Wednesday, June 3, 2015

U.S. Navy Secretary: Ships need to be forward to get into the fight

Ray Mabus also vowed to protect ship construction from budget cuts.

Richard R. Burgess, Seapower
2 June 2015


ARLINGTON, Va. – The secretary of the Navy stressed forward deployment as the way to maximize the use 
of naval forces as he also championed shipbuilding, which he vowed to protect as budgets roll toward enactment.
“You’ve got to have these big gray hulls on the horizon,” Navy Secretary Ray Mabus told an audience June 2 at the American Enterprise Institute. “You’ve got to have that presence ... to give our leaders options. You’ve got to have those hulls around the world.
“What the Navy and Marine Corps uniquely give America is presence,” he said, “being not only in the right place at the right time, but the right place all the time, being around the globe, around the clock.”
Mabus said that if ships and other forces “are not close, they may not get into the fight.”
He backed up his words with evidence that the Navy has or is shifting more ships forward, especially in the Western Pacific, in concert with the defense strategy of re-balancing to the Pacific. He mentioned the move of two more destroyers to Japan; four littoral combat ships to Singapore; a fourth attack submarine to Guam; and four destroyers to Spain primarily as ballistic-missile defense units.
“We have as many ships forward today as we did 20 years ago when our fleet [had] 100 more ships,” he said.
Key to Mabus’s strategy is to maximize shipbuilding. He pointed out, as he has before, that in five years as secretary he put 70 ships under contract, compared with only 27 ships put under contract in the previous five years.

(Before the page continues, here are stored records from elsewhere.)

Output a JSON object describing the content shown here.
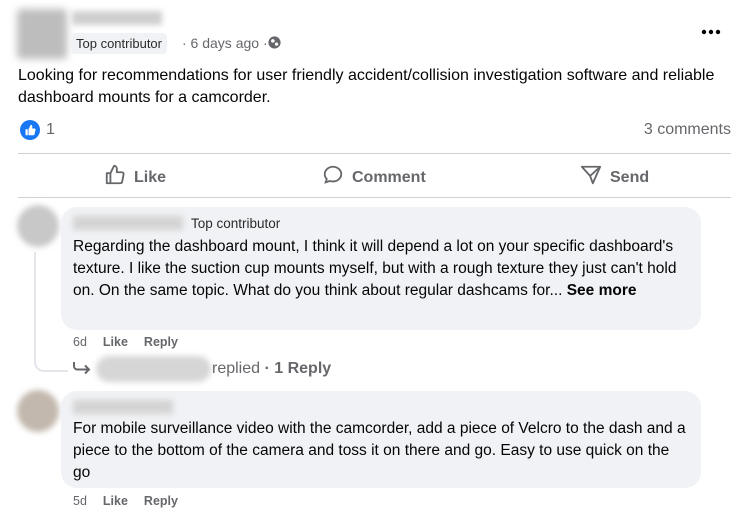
{
  "post": {
    "badge": "Top contributor",
    "time": "· 6 days ago ·",
    "text": "Looking for recommendations for user friendly accident/collision investigation software and reliable dashboard mounts for a camcorder.",
    "reactions_count": "1",
    "comments_count": "3 comments",
    "more_icon": "three-dots-icon",
    "audience_icon": "globe-icon"
  },
  "actions": {
    "like": "Like",
    "comment": "Comment",
    "send": "Send"
  },
  "comments": [
    {
      "badge": "Top contributor",
      "text": "Regarding the dashboard mount, I think it will depend a lot on your specific dashboard's texture. I like the suction cup mounts myself, but with a rough texture they just can't hold on. On the same topic. What do you think about regular dashcams for...",
      "see_more": "See more",
      "time": "6d",
      "like": "Like",
      "reply": "Reply",
      "replies_text": "replied",
      "replies_count": "· 1 Reply"
    },
    {
      "text": "For mobile surveillance video with the camcorder, add a piece of Velcro to the dash and a piece to the bottom of the camera and toss it on there and go. Easy to use quick on the go",
      "time": "5d",
      "like": "Like",
      "reply": "Reply"
    }
  ],
  "colors": {
    "accent": "#1877f2",
    "muted": "#65676b",
    "bubble": "#f0f2f5"
  }
}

Mabus pledged to defend shipbuilding even if the budget caps of the Budget Control Act of 2011 are not modified or repealed. He said that shipbuilders need stable designs, mature technology, and certainty in the number of orders in order to meet the needs of the fleet in the budgets provided. In return, he said of shipbuilders, the Navy needs them to invest in infrastructure improvements and train the workforce such that every subsequent ship of a class should cost less than the one that was built before it.

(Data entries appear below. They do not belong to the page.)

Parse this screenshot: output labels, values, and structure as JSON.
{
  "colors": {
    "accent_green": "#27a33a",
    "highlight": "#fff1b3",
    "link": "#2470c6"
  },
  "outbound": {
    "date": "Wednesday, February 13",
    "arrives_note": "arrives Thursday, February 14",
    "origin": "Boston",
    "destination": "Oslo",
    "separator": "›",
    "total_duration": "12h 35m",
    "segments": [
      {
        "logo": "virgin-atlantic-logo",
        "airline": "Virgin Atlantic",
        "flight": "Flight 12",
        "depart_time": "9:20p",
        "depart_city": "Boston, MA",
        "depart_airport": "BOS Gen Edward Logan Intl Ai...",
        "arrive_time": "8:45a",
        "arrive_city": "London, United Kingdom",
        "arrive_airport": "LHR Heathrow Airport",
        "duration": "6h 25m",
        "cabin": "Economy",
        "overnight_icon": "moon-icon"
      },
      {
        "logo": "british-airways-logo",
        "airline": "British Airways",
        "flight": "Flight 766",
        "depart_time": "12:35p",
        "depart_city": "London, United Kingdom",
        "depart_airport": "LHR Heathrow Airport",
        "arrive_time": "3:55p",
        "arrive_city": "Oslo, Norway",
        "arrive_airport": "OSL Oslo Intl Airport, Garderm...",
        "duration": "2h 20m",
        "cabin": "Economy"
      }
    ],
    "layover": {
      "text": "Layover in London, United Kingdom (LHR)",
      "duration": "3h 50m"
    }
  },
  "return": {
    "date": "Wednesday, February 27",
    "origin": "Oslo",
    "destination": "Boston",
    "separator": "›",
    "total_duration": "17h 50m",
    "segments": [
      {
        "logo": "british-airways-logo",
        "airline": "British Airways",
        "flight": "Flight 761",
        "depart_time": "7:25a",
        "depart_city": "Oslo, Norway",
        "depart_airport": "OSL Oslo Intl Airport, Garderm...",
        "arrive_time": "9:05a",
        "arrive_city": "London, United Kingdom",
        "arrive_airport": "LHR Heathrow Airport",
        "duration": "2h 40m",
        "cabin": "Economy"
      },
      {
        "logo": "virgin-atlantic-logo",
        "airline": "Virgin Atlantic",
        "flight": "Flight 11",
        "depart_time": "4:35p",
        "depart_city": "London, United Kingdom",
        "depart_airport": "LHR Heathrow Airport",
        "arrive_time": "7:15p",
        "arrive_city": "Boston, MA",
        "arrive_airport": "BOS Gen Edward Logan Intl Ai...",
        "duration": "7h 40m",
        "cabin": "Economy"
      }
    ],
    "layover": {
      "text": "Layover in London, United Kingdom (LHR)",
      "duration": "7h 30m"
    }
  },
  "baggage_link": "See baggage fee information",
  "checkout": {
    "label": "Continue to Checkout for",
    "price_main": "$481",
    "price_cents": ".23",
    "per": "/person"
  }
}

Mabus also stressed the need to devote scarce resources “more into tooth, less into tail,” and said that more steps need to be taken to reduce overhead and duplication, getting the acquisition process to be “more simple, more accountable.”
He said that overhead reductions and the savings they are meant to achieve often are illusory and that some theoretical savings in reality never happen. Manpower reductions sometimes are compensated for by hiring of more contractors, for one example.

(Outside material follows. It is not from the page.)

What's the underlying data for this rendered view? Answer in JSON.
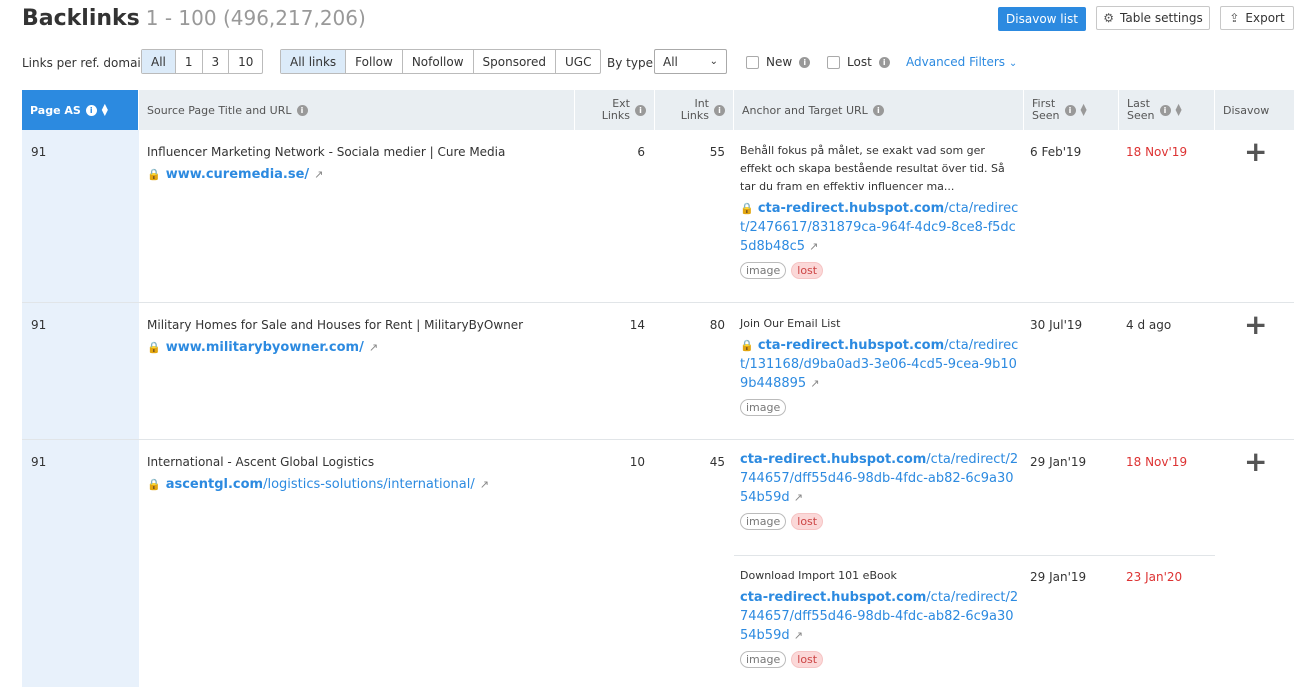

Mabus used the example of fuel purchases by the Defense Logistics Agency (DLA). The theory is that fuel bought in bulk for all of the services would achieve savings. In reality, he said, it does not work, because many of the fuels needed are used only be specific services that could be ordered by the service itself. He said the efficiency of the DLA’s fuel purchase model is “questionable.”
In a brief meeting with reporters after the event, Mabus announced that on June 1 he signed out the design for the new frigate, the "way ahead" for engineering and weapons for the modified littoral combat ship.